A design that concisely models your problem is always a good start. Overgeneralizing the data model can lead to performance problems. For example, I've heard reports of projects striving for uber-flexibility that use the RDBMS as a dumb "name/value" store - and resulting performance was appalling.
Once a good design is in place, then use the tools provided by the RDBMS to help it achieve good performance. Single field PKs (no composites), but composite business keys as an index with unique constraint, use of appropriate data types, e.g. using appropriate numeric types for numeric values rather than char or similar. Physical attributes of the hardware the RDBMS is running on should also be considered, since the bulk of query time is often disk I/O - but of course don't take this for granted - use a profiler to find out where the time is going.
Depending upon the update/query ratio, materialized views/indexed views can be useful in improving performance for slow running queries. A poor-man's alternative is to use triggers to invoke a procedure that populates the table with a result of a slow-running, infrequently-changed view.

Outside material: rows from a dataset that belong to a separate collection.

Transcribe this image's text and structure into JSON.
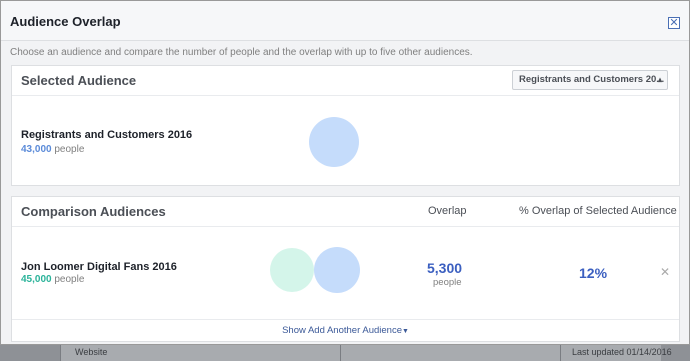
{
  "dialog": {
    "title": "Audience Overlap",
    "close_icon": "close-icon",
    "description": "Choose an audience and compare the number of people and the overlap with up to five other audiences."
  },
  "selected": {
    "heading": "Selected Audience",
    "dropdown_value": "Registrants and Customers 20...",
    "audience_name": "Registrants and Customers 2016",
    "audience_size": "43,000",
    "size_unit": "people",
    "circle_color": "#c5dcfb"
  },
  "comparison": {
    "heading": "Comparison Audiences",
    "col_overlap": "Overlap",
    "col_percent": "% Overlap of Selected Audience",
    "audience_name": "Jon Loomer Digital Fans 2016",
    "audience_size": "45,000",
    "size_unit": "people",
    "overlap_value": "5,300",
    "overlap_unit": "people",
    "percent_value": "12%",
    "remove_icon": "close-icon",
    "footer_link": "Show Add Another Audience",
    "left_circle_color": "#d4f5ea",
    "right_circle_color": "#c5dcfb",
    "intersection_color": "#3b6fd0"
  },
  "background": {
    "left_text": "Website",
    "right_text": "Last updated 01/14/2016"
  }
}
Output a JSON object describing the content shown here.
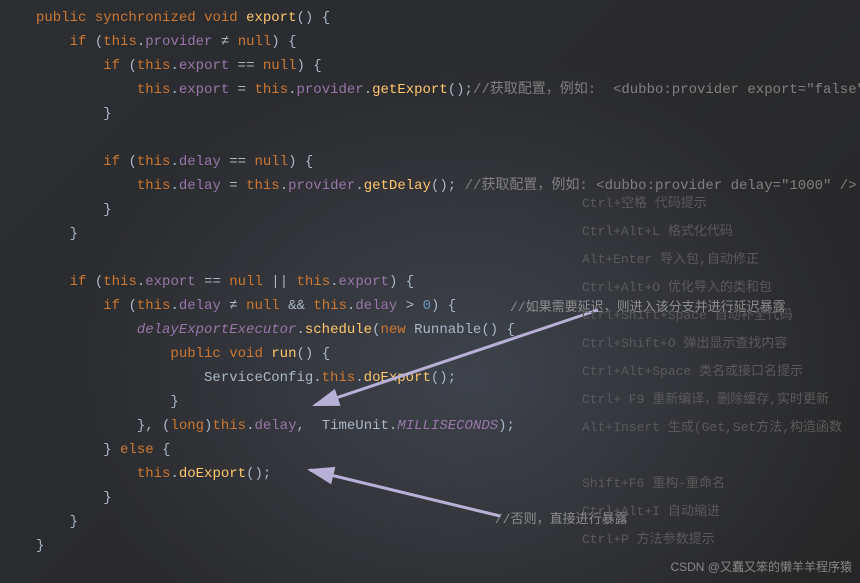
{
  "code": {
    "line1a": "public",
    "line1b": "synchronized",
    "line1c": "void",
    "line1d": "export",
    "line1e": "() {",
    "line2a": "if",
    "line2b": "(",
    "line2c": "this",
    "line2d": ".",
    "line2e": "provider",
    "line2f": " ≠ ",
    "line2g": "null",
    "line2h": ") {",
    "line3a": "if",
    "line3b": "(",
    "line3c": "this",
    "line3d": ".",
    "line3e": "export",
    "line3f": " == ",
    "line3g": "null",
    "line3h": ") {",
    "line4a": "this",
    "line4b": ".",
    "line4c": "export",
    "line4d": " = ",
    "line4e": "this",
    "line4f": ".",
    "line4g": "provider",
    "line4h": ".",
    "line4i": "getExport",
    "line4j": "();",
    "line4cm": "//获取配置，例如:  <dubbo:provider export=\"false\" />",
    "line5": "}",
    "line7a": "if",
    "line7b": "(",
    "line7c": "this",
    "line7d": ".",
    "line7e": "delay",
    "line7f": " == ",
    "line7g": "null",
    "line7h": ") {",
    "line8a": "this",
    "line8b": ".",
    "line8c": "delay",
    "line8d": " = ",
    "line8e": "this",
    "line8f": ".",
    "line8g": "provider",
    "line8h": ".",
    "line8i": "getDelay",
    "line8j": "();",
    "line8cm": "//获取配置，例如: <dubbo:provider delay=\"1000\" />",
    "line9": "}",
    "line10": "}",
    "line12a": "if",
    "line12b": "(",
    "line12c": "this",
    "line12d": ".",
    "line12e": "export",
    "line12f": " == ",
    "line12g": "null",
    "line12h": " || ",
    "line12i": "this",
    "line12j": ".",
    "line12k": "export",
    "line12l": ") {",
    "line13a": "if",
    "line13b": "(",
    "line13c": "this",
    "line13d": ".",
    "line13e": "delay",
    "line13f": " ≠ ",
    "line13g": "null",
    "line13h": " && ",
    "line13i": "this",
    "line13j": ".",
    "line13k": "delay",
    "line13l": " > ",
    "line13m": "0",
    "line13n": ") {",
    "line13ann": "//如果需要延迟，则进入该分支并进行延迟暴露",
    "line14a": "delayExportExecutor",
    "line14b": ".",
    "line14c": "schedule",
    "line14d": "(",
    "line14e": "new",
    "line14f": " Runnable() {",
    "line15a": "public",
    "line15b": "void",
    "line15c": "run",
    "line15d": "() {",
    "line16a": "ServiceConfig.",
    "line16b": "this",
    "line16c": ".",
    "line16d": "doExport",
    "line16e": "();",
    "line17": "}",
    "line18a": "}, (",
    "line18b": "long",
    "line18c": ")",
    "line18d": "this",
    "line18e": ".",
    "line18f": "delay",
    "line18g": ",  TimeUnit.",
    "line18h": "MILLISECONDS",
    "line18i": ");",
    "line19a": "} ",
    "line19b": "else",
    "line19c": " {",
    "line20a": "this",
    "line20b": ".",
    "line20c": "doExport",
    "line20d": "();",
    "line20ann": "//否则，直接进行暴露",
    "line21": "}",
    "line22": "}",
    "line23": "}"
  },
  "hints": {
    "h1": "Ctrl+空格  代码提示",
    "h2": "Ctrl+Alt+L  格式化代码",
    "h3": "Alt+Enter 导入包,自动修正",
    "h4": "Ctrl+Alt+O  优化导入的类和包",
    "h5": "Ctrl+Shift+Space 自动补全代码",
    "h6": "Ctrl+Shift+O  弹出显示查找内容",
    "h7": "Ctrl+Alt+Space  类名或接口名提示",
    "h8": "Ctrl+ F9 重新编译，删除缓存,实时更新",
    "h9": "Alt+Insert  生成(Get,Set方法,构造函数",
    "h10": "Shift+F6  重构-重命名",
    "h11": "Ctrl+Alt+I  自动缩进",
    "h12": "Ctrl+P  方法参数提示"
  },
  "watermark": "CSDN @又蠢又笨的懒羊羊程序猿"
}
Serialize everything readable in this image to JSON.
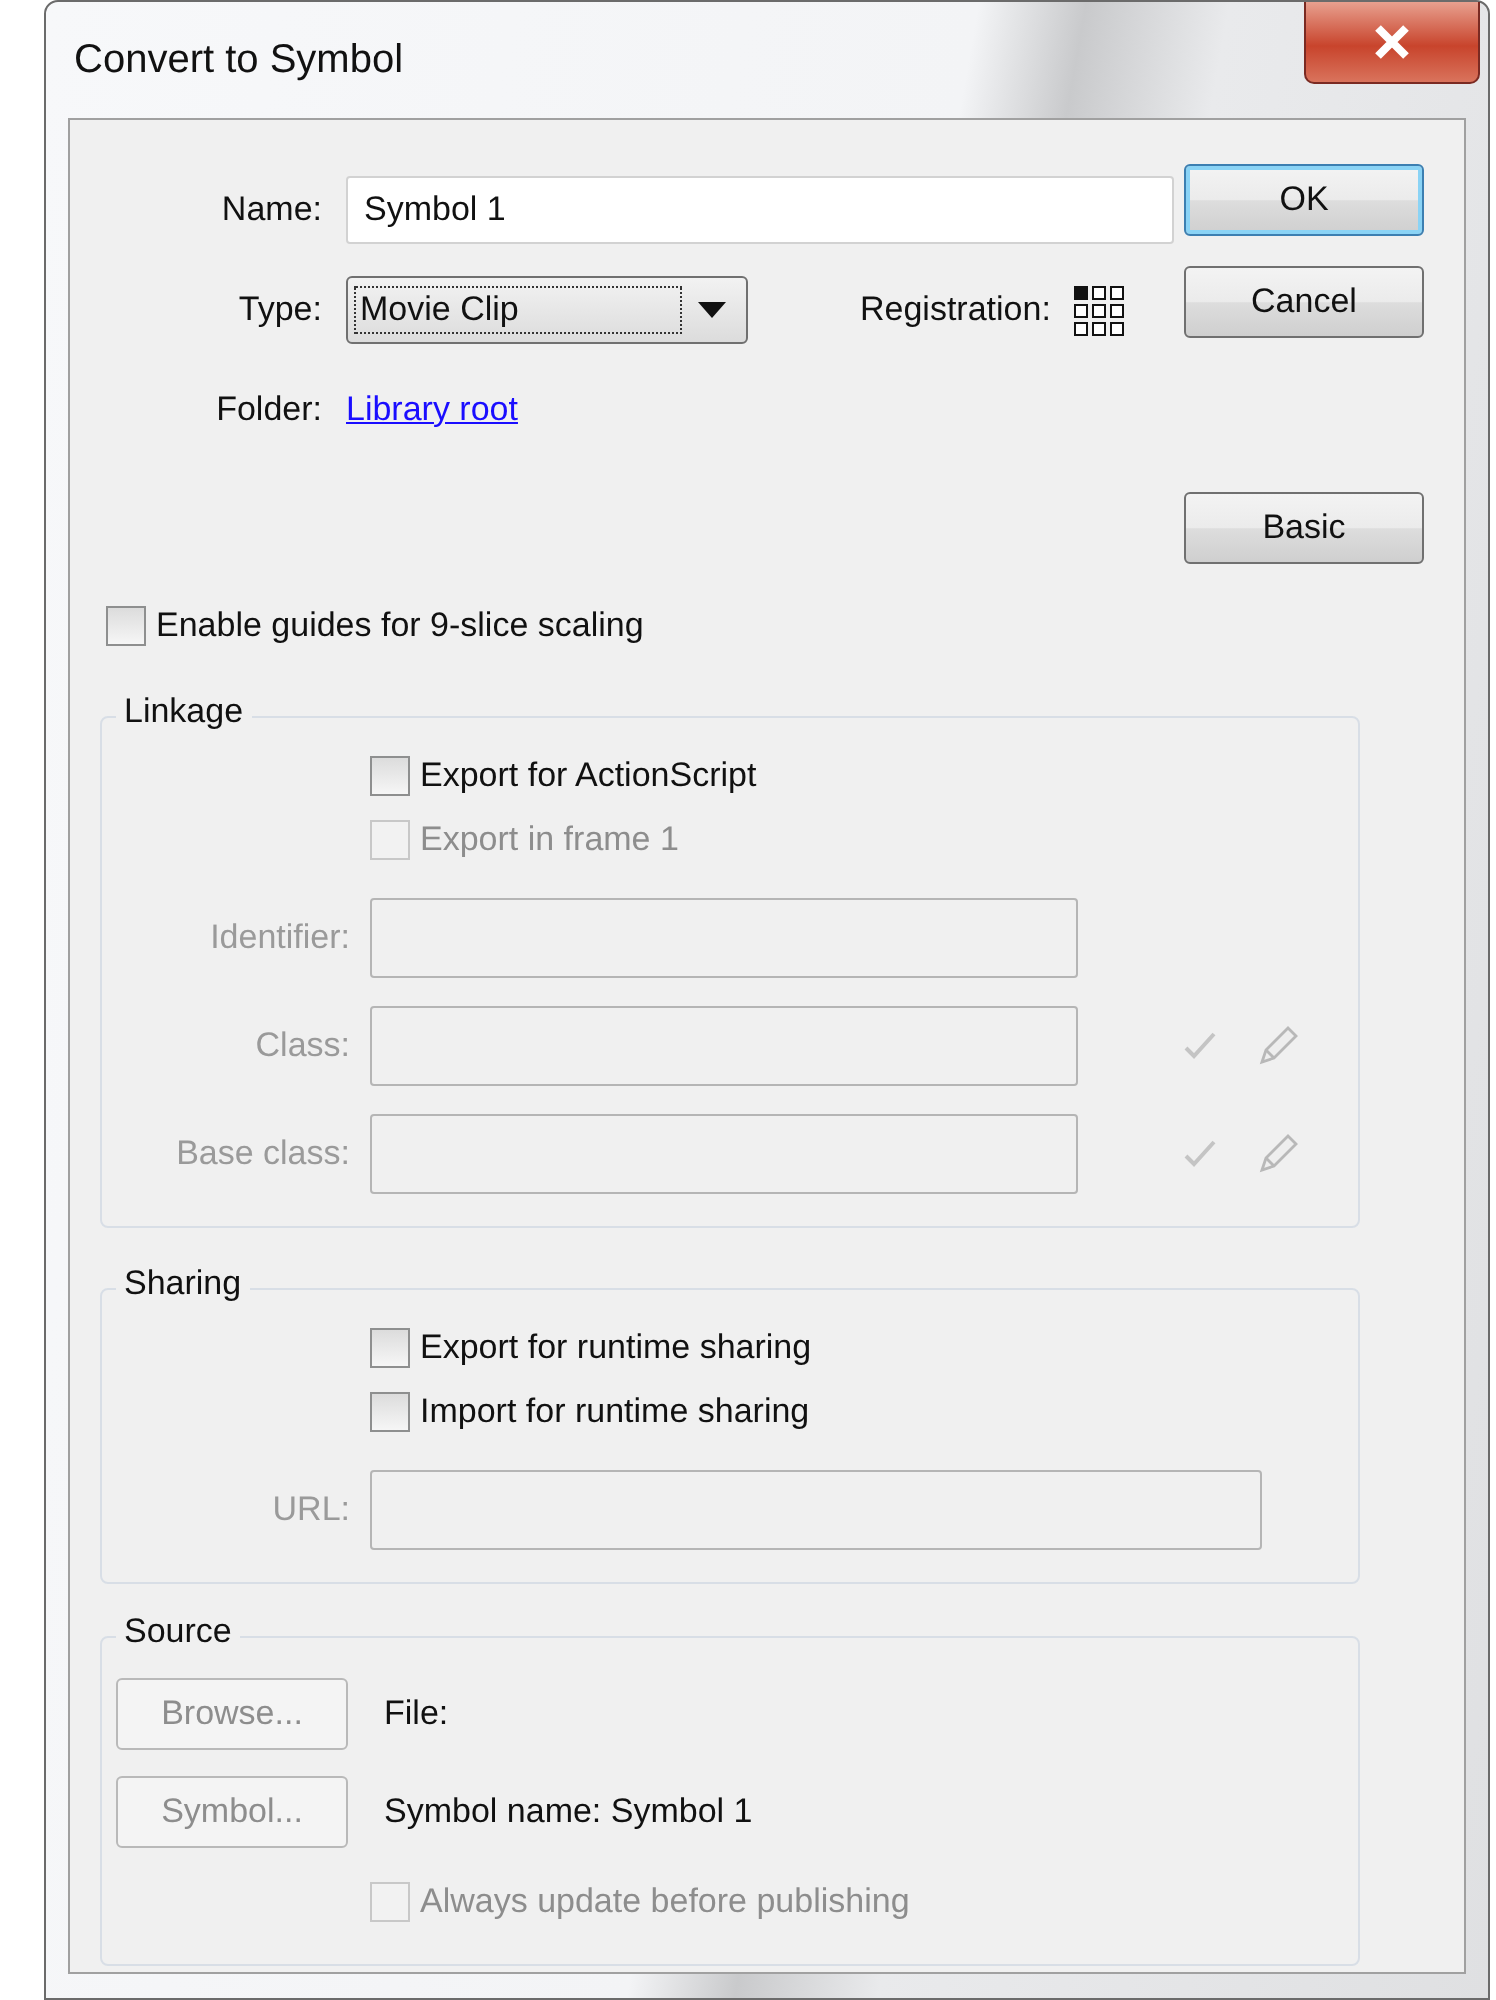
{
  "window": {
    "title": "Convert to Symbol"
  },
  "name_field": {
    "label": "Name:",
    "value": "Symbol 1"
  },
  "type_field": {
    "label": "Type:",
    "value": "Movie Clip"
  },
  "registration": {
    "label": "Registration:",
    "points": [
      {
        "selected": true
      },
      {
        "selected": false
      },
      {
        "selected": false
      },
      {
        "selected": false
      },
      {
        "selected": false
      },
      {
        "selected": false
      },
      {
        "selected": false
      },
      {
        "selected": false
      },
      {
        "selected": false
      }
    ]
  },
  "folder": {
    "label": "Folder:",
    "link": "Library root"
  },
  "buttons": [
    {
      "label": "OK",
      "default": true
    },
    {
      "label": "Cancel",
      "default": false
    },
    {
      "label": "Basic",
      "default": false
    }
  ],
  "nine_slice": {
    "label": "Enable guides for 9-slice scaling",
    "checked": false,
    "disabled": false
  },
  "linkage": {
    "title": "Linkage",
    "checks": [
      {
        "label": "Export for ActionScript",
        "checked": false,
        "disabled": false
      },
      {
        "label": "Export in frame 1",
        "checked": false,
        "disabled": true
      }
    ],
    "fields": [
      {
        "label": "Identifier:",
        "disabled": true,
        "tools": false
      },
      {
        "label": "Class:",
        "disabled": true,
        "tools": true
      },
      {
        "label": "Base class:",
        "disabled": true,
        "tools": true
      }
    ]
  },
  "sharing": {
    "title": "Sharing",
    "checks": [
      {
        "label": "Export for runtime sharing",
        "checked": false,
        "disabled": false
      },
      {
        "label": "Import for runtime sharing",
        "checked": false,
        "disabled": false
      }
    ],
    "fields": [
      {
        "label": "URL:",
        "disabled": true,
        "tools": false
      }
    ]
  },
  "source": {
    "title": "Source",
    "rows": [
      {
        "button": "Browse...",
        "disabled": true,
        "text": "File:"
      },
      {
        "button": "Symbol...",
        "disabled": true,
        "text": "Symbol name: Symbol 1"
      }
    ],
    "check": {
      "label": "Always update before publishing",
      "checked": false,
      "disabled": true
    }
  }
}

Query optimization is a bit of a black art since it is often database-dependent, but some rules of thumb are given here - Optimizing SQL.
Finally, although possibly outside the intended scope of your question, use a good data access layer in your application, and avoid the temptation to roll your own - there are surely tested and performant implementations available for all major languages. Use of caching at the data access layer, middle tier and application layer can help improve performance considerably.
Do use less query whenever possible. Use "JOIN", and group your tables so that a single query gives your results.
A good example is the Modified Preorder Tree Transversal (MPTT) to get all of a tree node parents, ordered, in a single query.
Take a holistic approach to optimization.
Consider the impact of slow disks, network latency, lack of memory, and server load.